Ce dimanche à 23h15, Arte lui consacre un documentaire, «Les Nombreuses vies de Sammy Davis Jr.»

Artiste protéiforme, Samuel George Davis Jr. (1925-1990) est avant tout un homme noir dans une Amérique ségrégationniste. Fils d’Elvera Sanchez, danseuse, et de Sammy Davis Sr., artiste aux multiples talents, le jeune Sammy s’intéresse dès l’enfance à la profession d’artiste. Après le divorce de ses parents, il part en tournée avec son père et apprend les bases du métier. Sachant chanter, danser et jouer, il est un couteau suisse remarqué.
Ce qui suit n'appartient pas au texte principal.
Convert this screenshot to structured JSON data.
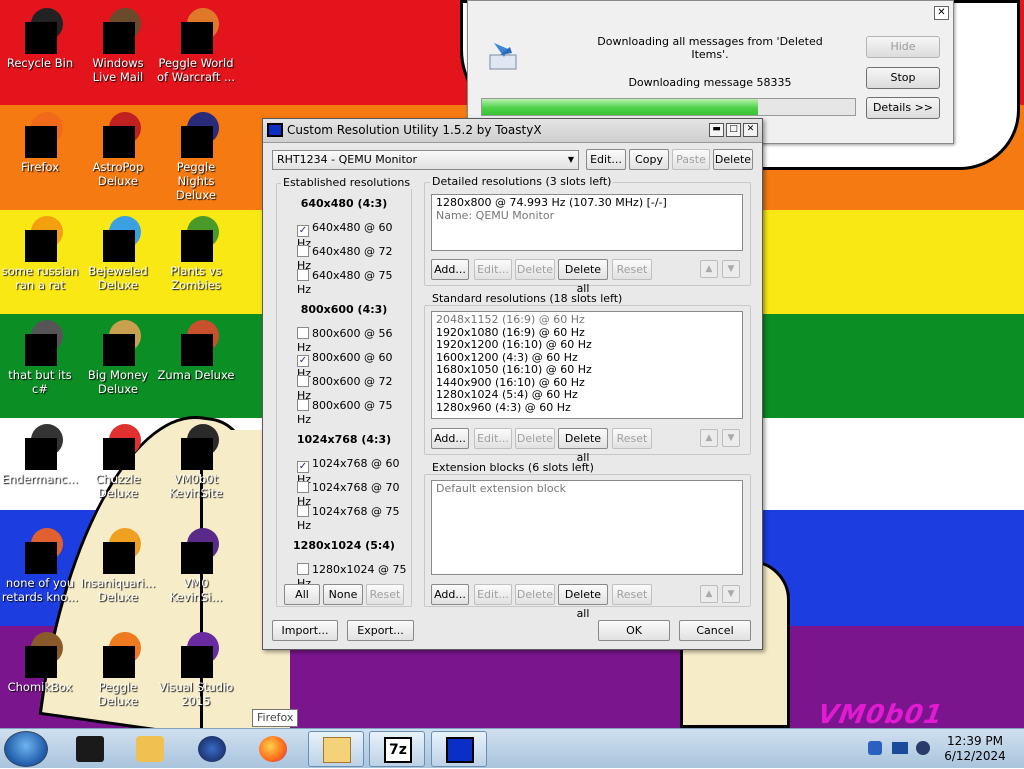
{
  "desktop": {
    "icons": [
      {
        "label": "Recycle Bin",
        "icon": "recycle-bin-icon"
      },
      {
        "label": "Windows Live Mail",
        "icon": "mail-icon"
      },
      {
        "label": "Peggle World of Warcraft ...",
        "icon": "peggle-icon"
      },
      {
        "label": "Firefox",
        "icon": "firefox-icon"
      },
      {
        "label": "AstroPop Deluxe",
        "icon": "astropop-icon"
      },
      {
        "label": "Peggle Nights Deluxe",
        "icon": "peggle-nights-icon"
      },
      {
        "label": "some russian ran a rat",
        "icon": "app-icon"
      },
      {
        "label": "Bejeweled Deluxe",
        "icon": "bejeweled-icon"
      },
      {
        "label": "Plants vs Zombies",
        "icon": "pvz-icon"
      },
      {
        "label": "that but its c#",
        "icon": "app-icon"
      },
      {
        "label": "Big Money Deluxe",
        "icon": "big-money-icon"
      },
      {
        "label": "Zuma Deluxe",
        "icon": "zuma-icon"
      },
      {
        "label": "Endermanc...",
        "icon": "app-icon"
      },
      {
        "label": "Chuzzle Deluxe",
        "icon": "chuzzle-icon"
      },
      {
        "label": "VM0b0t KevinSite",
        "icon": "shortcut-icon"
      },
      {
        "label": "none of you retards kno...",
        "icon": "app-icon"
      },
      {
        "label": "Insaniquari... Deluxe",
        "icon": "insaniquarium-icon"
      },
      {
        "label": "VM0 KevinSi...",
        "icon": "shortcut-icon"
      },
      {
        "label": "ChomikBox",
        "icon": "chomikbox-icon"
      },
      {
        "label": "Peggle Deluxe",
        "icon": "peggle-icon"
      },
      {
        "label": "Visual Studio 2015",
        "icon": "visual-studio-icon"
      }
    ],
    "signature": "VM0b01"
  },
  "download_dialog": {
    "line1": "Downloading all messages from 'Deleted Items'.",
    "line2": "Downloading message 58335",
    "progress": 0.74,
    "hide_label": "Hide",
    "stop_label": "Stop",
    "details_label": "Details >>"
  },
  "cru": {
    "title": "Custom Resolution Utility 1.5.2 by ToastyX",
    "monitor": "RHT1234 - QEMU Monitor",
    "top_buttons": {
      "edit": "Edit...",
      "copy": "Copy",
      "paste": "Paste",
      "delete": "Delete"
    },
    "established": {
      "title": "Established resolutions",
      "groups": [
        {
          "header": "640x480 (4:3)",
          "items": [
            {
              "label": "640x480 @ 60 Hz",
              "checked": true
            },
            {
              "label": "640x480 @ 72 Hz",
              "checked": false
            },
            {
              "label": "640x480 @ 75 Hz",
              "checked": false
            }
          ]
        },
        {
          "header": "800x600 (4:3)",
          "items": [
            {
              "label": "800x600 @ 56 Hz",
              "checked": false
            },
            {
              "label": "800x600 @ 60 Hz",
              "checked": true
            },
            {
              "label": "800x600 @ 72 Hz",
              "checked": false
            },
            {
              "label": "800x600 @ 75 Hz",
              "checked": false
            }
          ]
        },
        {
          "header": "1024x768 (4:3)",
          "items": [
            {
              "label": "1024x768 @ 60 Hz",
              "checked": true
            },
            {
              "label": "1024x768 @ 70 Hz",
              "checked": false
            },
            {
              "label": "1024x768 @ 75 Hz",
              "checked": false
            }
          ]
        },
        {
          "header": "1280x1024 (5:4)",
          "items": [
            {
              "label": "1280x1024 @ 75 Hz",
              "checked": false
            }
          ]
        }
      ],
      "all": "All",
      "none": "None",
      "reset": "Reset"
    },
    "detailed": {
      "title": "Detailed resolutions (3 slots left)",
      "lines": [
        "1280x800 @ 74.993 Hz (107.30 MHz) [-/-]",
        "Name: QEMU Monitor"
      ]
    },
    "standard": {
      "title": "Standard resolutions (18 slots left)",
      "lines": [
        "2048x1152 (16:9) @ 60 Hz",
        "1920x1080 (16:9) @ 60 Hz",
        "1920x1200 (16:10) @ 60 Hz",
        "1600x1200 (4:3) @ 60 Hz",
        "1680x1050 (16:10) @ 60 Hz",
        "1440x900 (16:10) @ 60 Hz",
        "1280x1024 (5:4) @ 60 Hz",
        "1280x960 (4:3) @ 60 Hz"
      ]
    },
    "extension": {
      "title": "Extension blocks (6 slots left)",
      "lines": [
        "Default extension block"
      ]
    },
    "list_buttons": {
      "add": "Add...",
      "edit": "Edit...",
      "delete": "Delete",
      "delete_all": "Delete all",
      "reset": "Reset"
    },
    "import": "Import...",
    "export": "Export...",
    "ok": "OK",
    "cancel": "Cancel"
  },
  "taskbar": {
    "tooltip": "Firefox",
    "time": "12:39 PM",
    "date": "6/12/2024"
  }
}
Avec son paternel et son oncle de cœur, Will Mastin, il forme un groupe hors pair. En 1943, le Will Mastin Trio se démantèle quand Sammy est appelé à servir dans les forces américaines. Frontalement confronté à la discrimination raciale au cours de son service militaire, il rejoint un club de divertissement. Le jeune homme découvre que son talent est une arme et qu’être sur scène est un moyen de défense face à la haine.

Le Rat Pack

Son retour à la vie civile lui permet de vivre de sa passion. Decca Records le repère dans un de ses spectacles. En 1954, l’artiste enregistre son premier album, «Starring Sammy Davis Jr.». Il devient le premier Noir à obtenir la première place du Billboard 200 avec un album solo. Un an plus tard, il sort un deuxième disque, «Just for Lovers».
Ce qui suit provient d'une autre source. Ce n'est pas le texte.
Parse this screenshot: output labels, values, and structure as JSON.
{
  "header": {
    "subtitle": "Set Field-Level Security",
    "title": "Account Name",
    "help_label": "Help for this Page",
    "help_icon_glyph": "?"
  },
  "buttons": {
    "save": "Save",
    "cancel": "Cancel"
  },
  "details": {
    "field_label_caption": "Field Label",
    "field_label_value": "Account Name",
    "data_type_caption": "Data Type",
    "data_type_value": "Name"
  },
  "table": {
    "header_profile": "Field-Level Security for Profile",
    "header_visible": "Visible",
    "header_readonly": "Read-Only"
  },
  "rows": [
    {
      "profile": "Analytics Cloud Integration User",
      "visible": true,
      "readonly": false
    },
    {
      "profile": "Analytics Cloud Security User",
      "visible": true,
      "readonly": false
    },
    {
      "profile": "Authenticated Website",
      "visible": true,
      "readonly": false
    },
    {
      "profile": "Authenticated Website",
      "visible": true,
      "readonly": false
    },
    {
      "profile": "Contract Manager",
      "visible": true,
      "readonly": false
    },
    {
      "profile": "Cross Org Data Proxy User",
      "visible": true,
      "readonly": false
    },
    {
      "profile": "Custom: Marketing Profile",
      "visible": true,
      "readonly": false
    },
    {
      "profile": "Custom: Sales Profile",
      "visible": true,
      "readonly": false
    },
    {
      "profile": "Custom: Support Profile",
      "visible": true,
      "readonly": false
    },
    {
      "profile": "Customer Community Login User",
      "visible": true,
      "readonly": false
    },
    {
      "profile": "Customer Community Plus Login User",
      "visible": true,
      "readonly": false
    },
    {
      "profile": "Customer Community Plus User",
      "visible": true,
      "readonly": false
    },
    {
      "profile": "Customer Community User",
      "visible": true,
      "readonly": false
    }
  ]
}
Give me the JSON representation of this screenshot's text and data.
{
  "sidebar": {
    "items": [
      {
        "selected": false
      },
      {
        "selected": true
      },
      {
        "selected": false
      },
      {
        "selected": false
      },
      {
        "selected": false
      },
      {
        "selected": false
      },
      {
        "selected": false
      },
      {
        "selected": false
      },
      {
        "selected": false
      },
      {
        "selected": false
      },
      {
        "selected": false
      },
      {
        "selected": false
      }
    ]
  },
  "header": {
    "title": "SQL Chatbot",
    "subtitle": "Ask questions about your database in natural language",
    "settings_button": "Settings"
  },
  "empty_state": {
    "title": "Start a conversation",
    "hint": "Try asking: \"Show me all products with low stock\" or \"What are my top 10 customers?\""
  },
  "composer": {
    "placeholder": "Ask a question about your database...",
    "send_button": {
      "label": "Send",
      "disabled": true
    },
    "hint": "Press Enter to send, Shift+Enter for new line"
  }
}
En 1959, il rejoint la troupe de Frank Sinatra, le Rat Pack, et enregistre une dizaine de disques. Le groupe, mêlant musique et comédie, connaît un succès fulgurant, jouant à guichets fermés chaque soir. Adepte de la vie sulfureuse de Las Vegas, le Rat Pack s’y produit régulièrement. Le réalisateur Sam Pollard, dont le documentaire «Les Nombreuses vies de Sammy Davis Jr.» est diffusé ce dimanche soir sur Arte, déclare que certains clubs ne l’acceptaient pas. Que le groupe devait jouer dans «la partie noire de la ville». Les membres refusent toute collaboration avec les établissements où règne cette haine. Leur réputation aura joué un rôle important dans l’abolition de la ségrégation dans les hôtels et casinos de la ville.

«Noir, juif et borgne»

Telle était sa formule fétiche. En 1954, la même année que la sortie de son premier album, Sammy Davis Jr. perd l’usage de son œil gauche après un accident de voiture. Après ce drame, l’homme comble le vide spirituel de sa vie et se tourne vers le judaïsme. Un rabbin lui aurait rendu visite à l’hôpital et convaincu de se convertir.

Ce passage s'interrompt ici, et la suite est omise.